Three teenagers are confined to an isolated country estate that could very well be on another planet. The trio spend their days listening to endless homemade tapes that teach them a whole new vocabulary. Any word that comes from beyond their family abode is instantly assigned a new meaning. Hence 'the sea' refers to a large armchair and 'zombies' are little yellow flowers. Having invented a brother whom they claim to have ostracized for his disobedience, the uber-controlling parents terrorize their offspring into submission.

Trailer

Reviews

  • CinemaSerf

    7
    By CinemaSerf
    Unnamed parents (Christos Stergioglou and Michele Valley) are so obsessed with their children that they have, over the years, created an walled environment in which they see nobody but each other and never leave their substantial rural home. There is one exception, and this is "Christina" (Anna Kalaitzidou) who is brought in from time to time as the paid sex pal of their son (Christos Passalis). Father drives to work each day whilst the remainder of the family live what can only be described as a surreal existence where even words mean different things. Did you know that a zombie was really a buttercup in disguise? Things start to get a bit out of hand, though, when "Christina" starts a friendship with their younger daughter (Mary Tsoni) and the dynamic of indoctrination and intimidation starts to unravel a little. The children (all in their late teens or older) start to question the reliability of their parental information and to become restless for new information and freedom. The parents are having none of this, though, and this leads to some drastic action from the father and some even more from their younger daughter who devises a cunning plan to break free from this silken yoke. There's something spookily controlling about the way Yorgos Lanthimos presents this story to us.
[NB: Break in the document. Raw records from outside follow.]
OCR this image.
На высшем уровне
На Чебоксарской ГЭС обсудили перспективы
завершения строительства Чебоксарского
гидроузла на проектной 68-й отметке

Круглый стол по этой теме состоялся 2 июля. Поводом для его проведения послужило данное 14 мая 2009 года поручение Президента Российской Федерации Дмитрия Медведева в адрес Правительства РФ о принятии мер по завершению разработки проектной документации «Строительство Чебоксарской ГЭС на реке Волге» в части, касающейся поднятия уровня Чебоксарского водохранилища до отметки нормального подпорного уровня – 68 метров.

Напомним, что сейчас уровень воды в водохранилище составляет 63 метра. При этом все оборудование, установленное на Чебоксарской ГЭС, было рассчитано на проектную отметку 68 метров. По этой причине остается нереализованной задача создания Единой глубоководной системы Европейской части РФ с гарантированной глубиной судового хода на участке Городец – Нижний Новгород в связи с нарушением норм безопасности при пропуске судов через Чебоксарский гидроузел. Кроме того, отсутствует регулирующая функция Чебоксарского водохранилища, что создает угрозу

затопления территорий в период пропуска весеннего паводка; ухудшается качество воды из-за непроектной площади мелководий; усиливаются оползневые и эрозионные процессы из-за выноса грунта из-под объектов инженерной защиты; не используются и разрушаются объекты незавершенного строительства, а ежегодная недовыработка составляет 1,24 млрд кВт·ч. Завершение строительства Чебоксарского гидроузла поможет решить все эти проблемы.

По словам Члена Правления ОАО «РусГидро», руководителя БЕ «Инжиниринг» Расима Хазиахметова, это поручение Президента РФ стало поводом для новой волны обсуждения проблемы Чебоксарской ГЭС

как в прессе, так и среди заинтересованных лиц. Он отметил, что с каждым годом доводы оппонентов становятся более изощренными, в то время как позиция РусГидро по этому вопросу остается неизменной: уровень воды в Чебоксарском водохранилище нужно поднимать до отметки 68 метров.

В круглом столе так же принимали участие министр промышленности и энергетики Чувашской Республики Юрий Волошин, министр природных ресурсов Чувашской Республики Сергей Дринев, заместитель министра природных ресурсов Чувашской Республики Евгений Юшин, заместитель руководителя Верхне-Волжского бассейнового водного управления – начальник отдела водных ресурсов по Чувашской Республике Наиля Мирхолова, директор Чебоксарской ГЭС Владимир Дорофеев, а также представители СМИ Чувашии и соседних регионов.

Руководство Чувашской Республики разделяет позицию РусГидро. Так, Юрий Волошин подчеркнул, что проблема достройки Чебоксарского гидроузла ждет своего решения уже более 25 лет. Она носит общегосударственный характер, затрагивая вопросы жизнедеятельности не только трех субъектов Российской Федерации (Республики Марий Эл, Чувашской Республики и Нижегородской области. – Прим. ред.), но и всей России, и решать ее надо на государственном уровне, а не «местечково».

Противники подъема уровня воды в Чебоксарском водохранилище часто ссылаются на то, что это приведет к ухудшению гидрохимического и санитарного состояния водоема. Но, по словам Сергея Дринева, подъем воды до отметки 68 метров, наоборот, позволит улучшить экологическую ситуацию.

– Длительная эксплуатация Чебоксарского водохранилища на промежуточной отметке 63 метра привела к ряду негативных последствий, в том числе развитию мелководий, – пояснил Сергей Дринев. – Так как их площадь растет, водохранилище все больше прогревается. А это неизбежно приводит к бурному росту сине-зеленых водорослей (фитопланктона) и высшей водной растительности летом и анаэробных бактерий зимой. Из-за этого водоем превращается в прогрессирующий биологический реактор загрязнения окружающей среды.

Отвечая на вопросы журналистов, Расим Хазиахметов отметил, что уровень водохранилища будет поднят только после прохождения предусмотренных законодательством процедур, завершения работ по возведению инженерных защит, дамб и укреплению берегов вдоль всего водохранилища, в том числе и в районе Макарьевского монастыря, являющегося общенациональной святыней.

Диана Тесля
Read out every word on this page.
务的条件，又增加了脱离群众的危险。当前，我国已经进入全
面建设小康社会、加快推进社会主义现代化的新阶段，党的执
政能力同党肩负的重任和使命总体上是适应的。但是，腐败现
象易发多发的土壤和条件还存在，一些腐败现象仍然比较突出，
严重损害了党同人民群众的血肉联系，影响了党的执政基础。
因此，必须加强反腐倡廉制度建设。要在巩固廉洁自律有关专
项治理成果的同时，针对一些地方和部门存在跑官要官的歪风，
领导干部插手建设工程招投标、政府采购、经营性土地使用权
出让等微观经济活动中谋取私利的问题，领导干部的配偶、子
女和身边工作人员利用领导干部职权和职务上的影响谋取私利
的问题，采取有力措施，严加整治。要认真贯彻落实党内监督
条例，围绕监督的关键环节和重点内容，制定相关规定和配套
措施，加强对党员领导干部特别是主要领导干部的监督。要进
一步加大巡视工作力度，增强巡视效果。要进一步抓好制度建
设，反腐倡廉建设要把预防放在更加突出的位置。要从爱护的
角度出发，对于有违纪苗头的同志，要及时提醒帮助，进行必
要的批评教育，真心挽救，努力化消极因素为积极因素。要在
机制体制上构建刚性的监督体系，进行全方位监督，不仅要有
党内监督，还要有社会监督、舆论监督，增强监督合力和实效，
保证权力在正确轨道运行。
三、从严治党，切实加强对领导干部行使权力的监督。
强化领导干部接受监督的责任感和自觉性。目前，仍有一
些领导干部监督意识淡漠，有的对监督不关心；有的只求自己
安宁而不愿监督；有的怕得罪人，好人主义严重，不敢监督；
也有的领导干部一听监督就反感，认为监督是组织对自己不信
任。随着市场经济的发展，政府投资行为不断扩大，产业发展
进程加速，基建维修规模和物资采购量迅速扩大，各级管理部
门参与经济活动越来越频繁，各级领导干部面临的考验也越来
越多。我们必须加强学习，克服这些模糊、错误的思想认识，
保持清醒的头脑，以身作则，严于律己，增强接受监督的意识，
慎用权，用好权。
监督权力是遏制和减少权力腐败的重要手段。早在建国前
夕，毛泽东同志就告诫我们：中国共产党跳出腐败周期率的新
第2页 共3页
It's a bit of ignorance is bliss married to you don't miss what you never had and the result is a naiveté borne of three siblings who take on blind faith a scenario that they simply can't envisage being different. The performances from Stergioglu as the sometimes quite brutal father and from Kalaitzidou, their visitor, evoke some serious feelings of discomfort and the sight on the son parading around the garden as though he were a boy fifteen years younger is distinctly disconcerting. Is it plausible? You'd like to think not.